It turns out, you already know how to do basic arithmetic on base-\(n\) values.
- You learned it years ago: the teacher just always used base 10.
- We just have to adapt to other bases.
Adding, the elementary school way: \(849+423\)

1 0 1

8 4 9

+ 4 2 3

1 2 7 2
What we did:
- Add up each column, starting from the right.
- If the total is 10 or more, subtract 10 and carry one.
- Include the carry when adding the next column.
Adding any other base: replace “10” with “n” in the above.
e.g. add \(1011_2+0010_2\): (remember \(2_{10}=10_2\) and \(3_{10}=11_2\))

0 0 1 0

1 0 1 1

+ 0 0 1 0

0 1 1 0 1
- Did that work?
- We started with \(11_{10}+2_{10}\) and got \(01101_2=13_{10}\). So, yes.
e.g. add \(\mathrm{F}227_{16}+3\mathrm{A}65_{16}\):

1 0 0 0

F 2 2 7

+ 3 A 6 5

1 2 C 8 C
- Again, we can check by converting to decimal: \(\mathrm{F}227_{16}+3\mathrm{A}65_{16}=61991_{10}+14949_{10}\) and got \(12\mathrm{C}8\mathrm{C}_{16}=76940_{10}\).
Multiplication can be adapted too: \(849\times 23\) in base 10 looks like this

8 4 9

× 2 3

2 5 4 7

1 6 9 8

1 9 5 2 7
Again, we do the same thing, using the new base instead of 10: multiply each digit, shifting once each time; add up the results.
e.g. multiply \(1011_2+0101_2\):

1 0 1 1

× 0 1 0 1

1 0 1 1

0 0 0 0

1 0 1 1

0 0 0 0

0 1 1 0 1 1 1
- That was \(1011_2=11_{10}\) times \(101_2=5_{10}\) with result \(110111_2=55_{10}\).
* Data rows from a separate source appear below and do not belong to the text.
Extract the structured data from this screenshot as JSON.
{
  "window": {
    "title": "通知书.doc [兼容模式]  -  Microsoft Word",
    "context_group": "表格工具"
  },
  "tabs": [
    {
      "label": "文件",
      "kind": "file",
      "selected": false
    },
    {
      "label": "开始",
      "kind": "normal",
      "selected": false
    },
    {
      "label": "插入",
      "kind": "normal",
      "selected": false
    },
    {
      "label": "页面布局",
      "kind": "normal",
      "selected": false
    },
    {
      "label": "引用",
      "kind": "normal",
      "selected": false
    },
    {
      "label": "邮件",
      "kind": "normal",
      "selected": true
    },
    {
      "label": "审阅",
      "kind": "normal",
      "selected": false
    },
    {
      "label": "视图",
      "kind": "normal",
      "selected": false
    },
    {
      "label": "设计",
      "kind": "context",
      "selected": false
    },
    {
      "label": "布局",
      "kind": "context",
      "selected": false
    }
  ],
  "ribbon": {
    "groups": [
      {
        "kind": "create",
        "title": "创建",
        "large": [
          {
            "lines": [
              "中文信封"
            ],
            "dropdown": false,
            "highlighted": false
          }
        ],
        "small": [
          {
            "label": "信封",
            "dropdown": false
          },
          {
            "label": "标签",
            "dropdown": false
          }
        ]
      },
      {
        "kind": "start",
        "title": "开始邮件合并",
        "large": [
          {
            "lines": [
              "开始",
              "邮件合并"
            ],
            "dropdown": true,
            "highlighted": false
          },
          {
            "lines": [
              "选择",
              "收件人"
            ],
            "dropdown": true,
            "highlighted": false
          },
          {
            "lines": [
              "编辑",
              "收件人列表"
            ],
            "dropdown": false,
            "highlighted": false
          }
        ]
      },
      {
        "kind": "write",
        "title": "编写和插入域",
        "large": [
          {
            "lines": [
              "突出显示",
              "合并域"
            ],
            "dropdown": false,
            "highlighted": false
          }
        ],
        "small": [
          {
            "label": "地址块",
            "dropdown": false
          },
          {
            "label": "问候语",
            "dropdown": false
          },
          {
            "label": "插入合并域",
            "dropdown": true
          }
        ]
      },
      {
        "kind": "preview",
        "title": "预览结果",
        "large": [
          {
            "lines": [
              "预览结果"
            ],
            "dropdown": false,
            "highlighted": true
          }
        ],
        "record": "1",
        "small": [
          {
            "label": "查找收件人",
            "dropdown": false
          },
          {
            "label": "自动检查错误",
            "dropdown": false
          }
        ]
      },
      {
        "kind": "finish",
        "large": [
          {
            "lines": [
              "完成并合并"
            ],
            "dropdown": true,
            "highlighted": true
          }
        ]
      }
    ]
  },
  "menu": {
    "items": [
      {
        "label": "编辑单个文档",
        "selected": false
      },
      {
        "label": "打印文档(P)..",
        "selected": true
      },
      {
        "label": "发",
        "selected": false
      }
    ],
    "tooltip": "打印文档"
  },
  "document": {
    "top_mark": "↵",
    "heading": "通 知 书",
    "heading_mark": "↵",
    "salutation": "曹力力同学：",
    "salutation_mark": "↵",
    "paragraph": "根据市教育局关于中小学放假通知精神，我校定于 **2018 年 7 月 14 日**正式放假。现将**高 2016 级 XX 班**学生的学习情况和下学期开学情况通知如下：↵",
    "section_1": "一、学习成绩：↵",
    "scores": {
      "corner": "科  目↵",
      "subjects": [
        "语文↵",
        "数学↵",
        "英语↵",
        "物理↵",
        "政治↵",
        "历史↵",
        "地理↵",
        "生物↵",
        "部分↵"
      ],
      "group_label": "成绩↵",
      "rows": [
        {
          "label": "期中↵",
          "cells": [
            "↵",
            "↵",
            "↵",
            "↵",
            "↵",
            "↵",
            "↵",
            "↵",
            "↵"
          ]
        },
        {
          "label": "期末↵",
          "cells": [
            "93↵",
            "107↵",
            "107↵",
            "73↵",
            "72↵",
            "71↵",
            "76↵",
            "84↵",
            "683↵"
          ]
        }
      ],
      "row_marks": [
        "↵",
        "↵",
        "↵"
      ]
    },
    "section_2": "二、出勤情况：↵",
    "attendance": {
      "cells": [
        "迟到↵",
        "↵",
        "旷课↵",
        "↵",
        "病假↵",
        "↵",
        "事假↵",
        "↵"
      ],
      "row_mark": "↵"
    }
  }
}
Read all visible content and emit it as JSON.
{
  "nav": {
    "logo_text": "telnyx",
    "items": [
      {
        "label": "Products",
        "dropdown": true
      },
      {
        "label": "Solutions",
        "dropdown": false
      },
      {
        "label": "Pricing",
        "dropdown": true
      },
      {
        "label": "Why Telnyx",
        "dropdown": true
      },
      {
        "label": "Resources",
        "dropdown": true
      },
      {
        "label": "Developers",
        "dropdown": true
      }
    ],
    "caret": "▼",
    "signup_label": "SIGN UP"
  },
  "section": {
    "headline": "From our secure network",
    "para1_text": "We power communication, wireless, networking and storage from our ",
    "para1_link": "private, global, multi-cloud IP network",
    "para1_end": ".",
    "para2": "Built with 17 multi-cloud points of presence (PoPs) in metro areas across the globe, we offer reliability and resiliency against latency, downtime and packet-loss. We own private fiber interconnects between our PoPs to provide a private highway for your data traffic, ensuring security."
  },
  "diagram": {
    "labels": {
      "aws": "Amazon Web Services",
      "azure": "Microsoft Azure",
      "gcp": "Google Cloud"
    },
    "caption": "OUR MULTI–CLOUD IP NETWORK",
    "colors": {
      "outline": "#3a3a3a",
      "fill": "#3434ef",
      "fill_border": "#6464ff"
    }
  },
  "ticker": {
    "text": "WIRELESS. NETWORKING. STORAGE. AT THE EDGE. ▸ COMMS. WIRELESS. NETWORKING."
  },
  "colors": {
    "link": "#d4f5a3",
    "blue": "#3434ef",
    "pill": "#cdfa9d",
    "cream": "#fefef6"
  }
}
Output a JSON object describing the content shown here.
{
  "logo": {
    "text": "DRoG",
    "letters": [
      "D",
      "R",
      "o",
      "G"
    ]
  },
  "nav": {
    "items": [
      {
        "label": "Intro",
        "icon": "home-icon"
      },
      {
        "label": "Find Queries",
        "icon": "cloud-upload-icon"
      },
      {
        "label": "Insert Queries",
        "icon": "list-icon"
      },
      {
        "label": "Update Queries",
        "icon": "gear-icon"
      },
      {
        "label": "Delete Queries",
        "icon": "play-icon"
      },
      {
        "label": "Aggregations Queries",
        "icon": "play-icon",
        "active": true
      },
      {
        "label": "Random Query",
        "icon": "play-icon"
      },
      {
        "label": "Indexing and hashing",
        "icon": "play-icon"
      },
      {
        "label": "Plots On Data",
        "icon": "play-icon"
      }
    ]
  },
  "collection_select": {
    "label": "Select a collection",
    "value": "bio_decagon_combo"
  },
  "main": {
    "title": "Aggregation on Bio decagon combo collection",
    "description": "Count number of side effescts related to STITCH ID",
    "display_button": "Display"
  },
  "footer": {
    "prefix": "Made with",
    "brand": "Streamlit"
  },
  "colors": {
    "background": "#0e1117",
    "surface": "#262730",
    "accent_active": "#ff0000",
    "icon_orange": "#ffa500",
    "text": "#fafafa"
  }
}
Again correct.

The Euclidean Algorithm

The Euclidean algorithm is an algorithm to find the greatest common divisor of two integers.
- i.e. given integers \(a\) and \(b\), find the largest integer that divides both.
- It relies on this theorem…
Theorem: For integers \(a\), \(b\), \(q\), and \(r\) with \(a=bq+r\), \(\gcd(a,b)=\gcd(b,r)\).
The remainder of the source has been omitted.